External effects (a human-approval request, an LLM call, an ontology mutation) reserve a deterministic effect intent before the host call runs, keyed by (invocation_id, effect_ordinal). The reservation is idempotent: a crash-and-replay re-reads the existing reservation instead of re-invoking the host. All three backends implement it, so the at-most-once guarantee holds even on the local fs default — not only in a database.

The DurableStore trait

Both built-in backends implement DurableStore (in runtime/src/store.rs).

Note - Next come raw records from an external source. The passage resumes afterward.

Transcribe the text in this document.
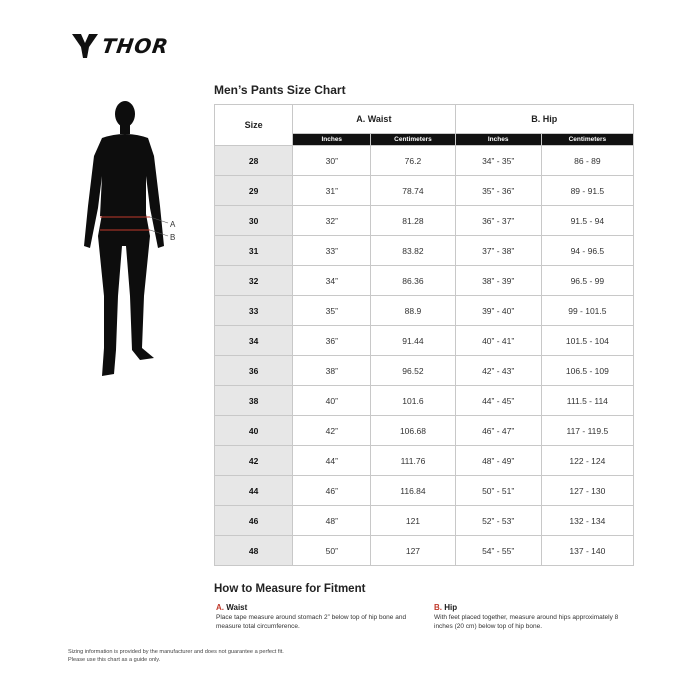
THOR
A
B
Men’s Pants Size Chart
Size	A. Waist		B. Hip	
	Inches	Centimeters	Inches	Centimeters
28	30”	76.2	34” - 35”	86 - 89
29	31”	78.74	35” - 36”	89 - 91.5
30	32”	81.28	36” - 37”	91.5 - 94
31	33”	83.82	37” - 38”	94 - 96.5
32	34”	86.36	38” - 39”	96.5 - 99
33	35”	88.9	39” - 40”	99 - 101.5
34	36”	91.44	40” - 41”	101.5 - 104
36	38”	96.52	42” - 43”	106.5 - 109
38	40”	101.6	44” - 45”	111.5 - 114
40	42”	106.68	46” - 47”	117 - 119.5
42	44”	111.76	48” - 49”	122 - 124
44	46”	116.84	50” - 51”	127 - 130
46	48”	121	52” - 53”	132 - 134
48	50”	127	54” - 55”	137 - 140
How to Measure for Fitment
A. Waist
Place tape measure around stomach 2” below top of hip bone and measure total circumference.
B. Hip
With feet placed together, measure around hips approximately 8 inches (20 cm) below top of hip bone.
Sizing information is provided by the manufacturer and does not guarantee a perfect fit.
Please use this chart as a guide only.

Implement it for any backing store — a remote database, object storage, etc.

#[async_trait]
pub trait DurableStore: Send + Sync {
    async fn load_journal(&self, invocation_id: &str) -> Result<Vec<JournalEntry>, StoreError>;
    async fn append_journal_entry(&self, invocation_id: &str, entry: &JournalEntry) -> Result<(), StoreError>;
    async fn append_journal_entries(&self, invocation_id: &str, entries: &[JournalEntry]) -> Result<(), StoreError>;

    async fn load_timestamp(&self, invocation_id: &str) -> Result<Option<f64>, StoreError>;
    async fn save_timestamp(&self, invocation_id: &str, ts: f64) -> Result<(), StoreError>;

    async fn load_input(&self, invocation_id: &str) -> Result<Option<String>, StoreError>;
    async fn save_input(&self, invocation_id: &str, input: &str) -> Result<(), StoreError>;

    // Exactly-once effect reservation; defaults to unsupported.
    async fn reserve_effect_intent(
        &self,
        invocation_id: &str,
        effect_ordinal: i64,
        op: &str,
        request_json: &serde_json::Value,
    ) -> Result<(), StoreError> { /* default: unsupported */ }
}

Every method is scoped to an invocation_id — each invocation's state is fully independent.

Implementation requirements

  • append_journal_entries must be atomic. Either all entries commit or none do — this is what makes step crash recovery reliable. Use your store's transactions; if it has none, build your own atomicity.
  • load_journal preserves order. Entries must come back in append order; replay is position-indexed.
  • Isolation by invocation_id. One invocation's state must never affect another.
  • Idempotent saves. save_timestamp / save_input may be re-called with the same value on retry; treat them as upserts.